Wedged between the hills of Croix-Rousse and Fourvière, the area of Serin enjoys a strategic position.Easy to defend, it signals the Northern entrance to the city. In order to block access to the city at night, customs officers used to hang a chain up the river over the river Saône, and another one blocking access from the South, around St-Georges. The river was the source of many fantastical tales which sometimes were transmitted for centuries, like the tale of the infamous Machecroute. This aquatic beast was supposedly at the source of the many floods the town experienced at various times in history: the creature was so big that a single flick of its tail was enough to make the waters rise. A stone slab at the entrance of the restaurant, on the street side, marks the 1840 flood.
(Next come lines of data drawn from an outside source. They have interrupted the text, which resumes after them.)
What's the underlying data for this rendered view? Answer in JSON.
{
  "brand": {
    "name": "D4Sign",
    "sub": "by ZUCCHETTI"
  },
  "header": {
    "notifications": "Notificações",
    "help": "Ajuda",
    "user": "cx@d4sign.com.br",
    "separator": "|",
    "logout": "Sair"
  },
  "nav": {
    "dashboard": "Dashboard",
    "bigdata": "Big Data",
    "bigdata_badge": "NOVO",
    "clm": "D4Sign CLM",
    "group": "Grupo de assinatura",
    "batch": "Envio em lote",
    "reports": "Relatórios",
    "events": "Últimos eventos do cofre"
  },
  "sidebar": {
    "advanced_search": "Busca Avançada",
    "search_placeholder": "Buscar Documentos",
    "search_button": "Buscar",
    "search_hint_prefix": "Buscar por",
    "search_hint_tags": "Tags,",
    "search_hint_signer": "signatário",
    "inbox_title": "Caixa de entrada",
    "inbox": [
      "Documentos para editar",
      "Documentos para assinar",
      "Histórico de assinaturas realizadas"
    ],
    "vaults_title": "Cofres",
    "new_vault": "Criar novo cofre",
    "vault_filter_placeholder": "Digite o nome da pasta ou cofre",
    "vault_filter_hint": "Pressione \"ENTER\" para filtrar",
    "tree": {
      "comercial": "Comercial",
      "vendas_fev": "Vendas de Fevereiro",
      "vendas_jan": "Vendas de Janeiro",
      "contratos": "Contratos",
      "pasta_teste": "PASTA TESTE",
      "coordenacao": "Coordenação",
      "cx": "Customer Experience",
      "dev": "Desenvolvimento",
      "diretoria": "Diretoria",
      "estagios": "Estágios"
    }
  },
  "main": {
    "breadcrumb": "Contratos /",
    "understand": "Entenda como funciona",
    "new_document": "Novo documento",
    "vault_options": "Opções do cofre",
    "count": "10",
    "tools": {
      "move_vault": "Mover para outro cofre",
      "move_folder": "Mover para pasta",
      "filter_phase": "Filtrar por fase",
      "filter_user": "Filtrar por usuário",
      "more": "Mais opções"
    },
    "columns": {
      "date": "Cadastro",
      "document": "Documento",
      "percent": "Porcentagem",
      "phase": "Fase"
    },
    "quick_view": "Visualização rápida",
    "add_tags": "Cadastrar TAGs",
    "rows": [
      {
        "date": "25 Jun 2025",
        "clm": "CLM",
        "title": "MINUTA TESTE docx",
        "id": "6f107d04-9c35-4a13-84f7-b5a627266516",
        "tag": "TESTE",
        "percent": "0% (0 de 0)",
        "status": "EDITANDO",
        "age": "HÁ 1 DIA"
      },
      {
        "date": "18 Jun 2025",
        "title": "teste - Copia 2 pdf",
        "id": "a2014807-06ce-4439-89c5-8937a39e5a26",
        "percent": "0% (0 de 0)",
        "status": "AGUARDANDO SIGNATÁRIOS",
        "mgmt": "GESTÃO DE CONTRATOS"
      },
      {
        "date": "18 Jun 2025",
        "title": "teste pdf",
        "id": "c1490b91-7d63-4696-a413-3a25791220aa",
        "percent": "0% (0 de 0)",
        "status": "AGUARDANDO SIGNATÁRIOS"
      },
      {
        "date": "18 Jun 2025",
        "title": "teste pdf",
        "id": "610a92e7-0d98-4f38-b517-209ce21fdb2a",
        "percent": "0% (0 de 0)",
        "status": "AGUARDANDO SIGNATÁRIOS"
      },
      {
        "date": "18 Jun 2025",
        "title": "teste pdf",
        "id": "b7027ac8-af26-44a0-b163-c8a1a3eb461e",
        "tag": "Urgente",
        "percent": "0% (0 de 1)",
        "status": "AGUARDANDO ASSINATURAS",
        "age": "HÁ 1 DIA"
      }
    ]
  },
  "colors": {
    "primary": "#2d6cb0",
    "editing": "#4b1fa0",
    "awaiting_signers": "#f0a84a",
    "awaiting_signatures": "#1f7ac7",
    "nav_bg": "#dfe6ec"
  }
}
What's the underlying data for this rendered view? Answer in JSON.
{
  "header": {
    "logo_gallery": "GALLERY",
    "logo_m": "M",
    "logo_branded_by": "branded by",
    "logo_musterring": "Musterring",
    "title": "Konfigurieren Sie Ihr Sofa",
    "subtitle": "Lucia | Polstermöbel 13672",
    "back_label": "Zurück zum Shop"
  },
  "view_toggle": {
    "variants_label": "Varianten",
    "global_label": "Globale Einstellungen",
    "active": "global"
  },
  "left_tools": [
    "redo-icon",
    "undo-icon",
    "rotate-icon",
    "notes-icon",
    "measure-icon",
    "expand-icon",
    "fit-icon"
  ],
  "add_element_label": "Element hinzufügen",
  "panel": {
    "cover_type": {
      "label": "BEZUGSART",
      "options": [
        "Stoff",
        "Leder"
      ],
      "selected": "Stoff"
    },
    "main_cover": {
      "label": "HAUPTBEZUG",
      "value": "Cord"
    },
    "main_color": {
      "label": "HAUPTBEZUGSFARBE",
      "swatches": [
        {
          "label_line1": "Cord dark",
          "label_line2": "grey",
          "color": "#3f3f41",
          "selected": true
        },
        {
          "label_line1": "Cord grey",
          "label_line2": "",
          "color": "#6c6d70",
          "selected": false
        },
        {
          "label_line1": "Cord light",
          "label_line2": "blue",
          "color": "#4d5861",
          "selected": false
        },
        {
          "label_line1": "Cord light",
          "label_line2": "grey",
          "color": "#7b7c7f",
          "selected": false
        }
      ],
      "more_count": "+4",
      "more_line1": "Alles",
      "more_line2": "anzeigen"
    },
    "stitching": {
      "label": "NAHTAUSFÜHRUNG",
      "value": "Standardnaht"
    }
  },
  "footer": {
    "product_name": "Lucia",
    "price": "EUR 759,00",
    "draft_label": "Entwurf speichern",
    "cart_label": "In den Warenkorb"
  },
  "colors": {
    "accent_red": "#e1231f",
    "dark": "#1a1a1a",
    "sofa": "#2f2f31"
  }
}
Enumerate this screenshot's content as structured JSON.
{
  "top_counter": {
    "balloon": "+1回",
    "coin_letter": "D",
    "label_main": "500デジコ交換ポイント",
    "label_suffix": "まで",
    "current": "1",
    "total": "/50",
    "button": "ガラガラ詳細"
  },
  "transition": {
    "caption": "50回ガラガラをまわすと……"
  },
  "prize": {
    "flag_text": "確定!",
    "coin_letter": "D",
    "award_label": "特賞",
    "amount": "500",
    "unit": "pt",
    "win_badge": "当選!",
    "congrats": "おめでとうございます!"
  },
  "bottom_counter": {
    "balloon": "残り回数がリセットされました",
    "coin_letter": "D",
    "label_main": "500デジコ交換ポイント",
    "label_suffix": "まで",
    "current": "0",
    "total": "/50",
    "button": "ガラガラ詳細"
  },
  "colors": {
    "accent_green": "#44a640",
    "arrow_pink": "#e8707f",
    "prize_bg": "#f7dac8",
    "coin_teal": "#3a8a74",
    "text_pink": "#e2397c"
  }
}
In 1640, the nuns from the Order of the Visitation bought the land and ordered the construction of a small cloister, which stood where the restaurant is now, and a church along the fence that nowadays separates the site from the river embankment. The whole site formed the convent Sainte-Marie des Chaînes. The vast hired land around and the vineyards and orchards that surrounded the cloister gave the nuns a comfortable life. It was a prosperous convent, which could host up to 70 people, including a majority of young girls from wealthy families. After 1700, the convent started to experience financial difficulties. Young girls from good families however continued to flock to the convent. Faced with the lack of space, the Mother Superior, Sister Sépharique d’Honoraty, decided to build a bigger convent. According to legend, before the beginning of the construction, she said: ”In order to reduce expenses, we shall not employ an architect. I will draw the plans myself, and may the Lord help us if we cannot do it!” The new building soon crumbled and was then rebuilt at great expense. A quarter of the project had been achieved when the convent was declared national property in 1789 following the Revolution. In 1791, the nuns were driven out by the Revolution and the arrival of the guillotine in Lyon, and left the site for ever.